The Farm (Alexis Rockman, 2000, oil & acrylic on wood pane)

Rockman could easily be called a science fiction artist (if the art world did not look upon that term as a pejorative).  Indeed if his work were not so preachy some of it could slip into the campy risibility of the comic book store! However Rockman does think big: he avoids the facile political demagoguery of most ecological art by painting with skill, passion, and above all, with ambiguity.  There is something horrifying about the future farm animals but there is something beguiling too.  The genetically modified creatures might be meant as a warning against future dystopia, but I personally am looking forward to the human organs grown from that transgenic pig!  The picture isn’t a simple nay-saying parable.  It captures some of the promise and excitement of biotech as well as the danger.

Fishing (Alexis Rockman 2000, oil & acrylic on wood pane)

That same duality is found in Rockman’s paintings of current ecosystems.  The tension between humankind and the natural world is as surely reflected in the dramatic catfish-centric perspective of the painting “Fishing” as it is in a vision of the post-human future such as “Manifest Destiny”.  Likewise the lugubrious boat wrecks surrounded by sealife in “Hudson Estuary” speak to human society’s strange mixture of strength and weakness.  Humankind is a strange problematic part of the natural world, but we are still part of it.

The Hudson Estuary (Alexis Rockman, 2011)

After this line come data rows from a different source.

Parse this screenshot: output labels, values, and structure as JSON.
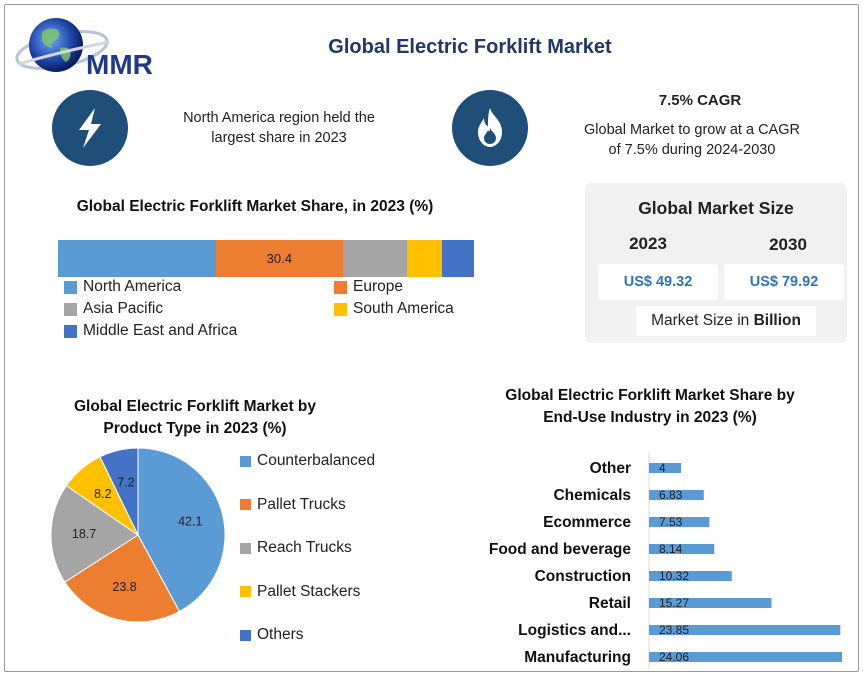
{
  "brand": {
    "logo_text": "MMR"
  },
  "title": "Global Electric Forklift Market",
  "highlights": {
    "region_text_line1": "North America region held the",
    "region_text_line2": "largest share in 2023",
    "cagr_title": "7.5% CAGR",
    "cagr_text_line1": "Global Market to grow at a CAGR",
    "cagr_text_line2": "of 7.5% during 2024-2030"
  },
  "market_size": {
    "title": "Global Market Size",
    "year_1": "2023",
    "year_2": "2030",
    "value_1": "US$ 49.32",
    "value_2": "US$ 79.92",
    "unit_prefix": "Market Size in ",
    "unit_bold": "Billion"
  },
  "colors": {
    "blue": "#5b9bd5",
    "orange": "#ed7d31",
    "gray": "#a5a5a5",
    "yellow": "#ffc000",
    "dark_blue": "#4472c4",
    "title_navy": "#1f3864",
    "icon_navy": "#1f4e79"
  },
  "chart_data": [
    {
      "type": "bar",
      "orientation": "stacked-horizontal",
      "title": "Global Electric Forklift Market Share, in 2023 (%)",
      "series": [
        {
          "name": "North America",
          "value": 38.0,
          "label": "",
          "color": "#5b9bd5"
        },
        {
          "name": "Europe",
          "value": 30.4,
          "label": "30.4",
          "color": "#ed7d31"
        },
        {
          "name": "Asia Pacific",
          "value": 15.4,
          "label": "",
          "color": "#a5a5a5"
        },
        {
          "name": "South America",
          "value": 8.4,
          "label": "",
          "color": "#ffc000"
        },
        {
          "name": "Middle East and Africa",
          "value": 7.8,
          "label": "",
          "color": "#4472c4"
        }
      ],
      "legend": "bottom"
    },
    {
      "type": "pie",
      "title_line1": "Global Electric Forklift Market by",
      "title_line2": "Product Type in 2023 (%)",
      "slices": [
        {
          "name": "Counterbalanced",
          "value": 42.1,
          "color": "#5b9bd5"
        },
        {
          "name": "Pallet Trucks",
          "value": 23.8,
          "color": "#ed7d31"
        },
        {
          "name": "Reach Trucks",
          "value": 18.7,
          "color": "#a5a5a5"
        },
        {
          "name": "Pallet Stackers",
          "value": 8.2,
          "color": "#ffc000"
        },
        {
          "name": "Others",
          "value": 7.2,
          "color": "#4472c4"
        }
      ],
      "legend": "right"
    },
    {
      "type": "bar",
      "orientation": "horizontal",
      "title_line1": "Global Electric Forklift Market Share by",
      "title_line2": "End-Use Industry in 2023 (%)",
      "categories": [
        "Other",
        "Chemicals",
        "Ecommerce",
        "Food and beverage",
        "Construction",
        "Retail",
        "Logistics and...",
        "Manufacturing"
      ],
      "values": [
        4,
        6.83,
        7.53,
        8.14,
        10.32,
        15.27,
        23.85,
        24.06
      ],
      "labels": [
        "4",
        "6.83",
        "7.53",
        "8.14",
        "10.32",
        "15.27",
        "23.85",
        "24.06"
      ],
      "color": "#5b9bd5",
      "xlim": [
        0,
        30
      ]
    }
  ]
}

Is Rockman’s art gothic?  I believe so—in the same way that Ray Bradbury or George Orwell are gothic. When he is at his best Alexis Rockman manages to convey a palpable sense of the sadness of living systems which burgeon and then ineluctably fail.  There is a similarity between the catfish contemplating the hook and the farmer contemplating biotech.  I notice that a catfish nearly identical to the beleaguered specimen from “Fishing” is lingering in the future underworld of “Manifest Destiny”.  Life endures and adapts even as the world changes.  Perhaps humankind’s tragic grandeur is not incompatible with nature,  but we will need to grow quickly!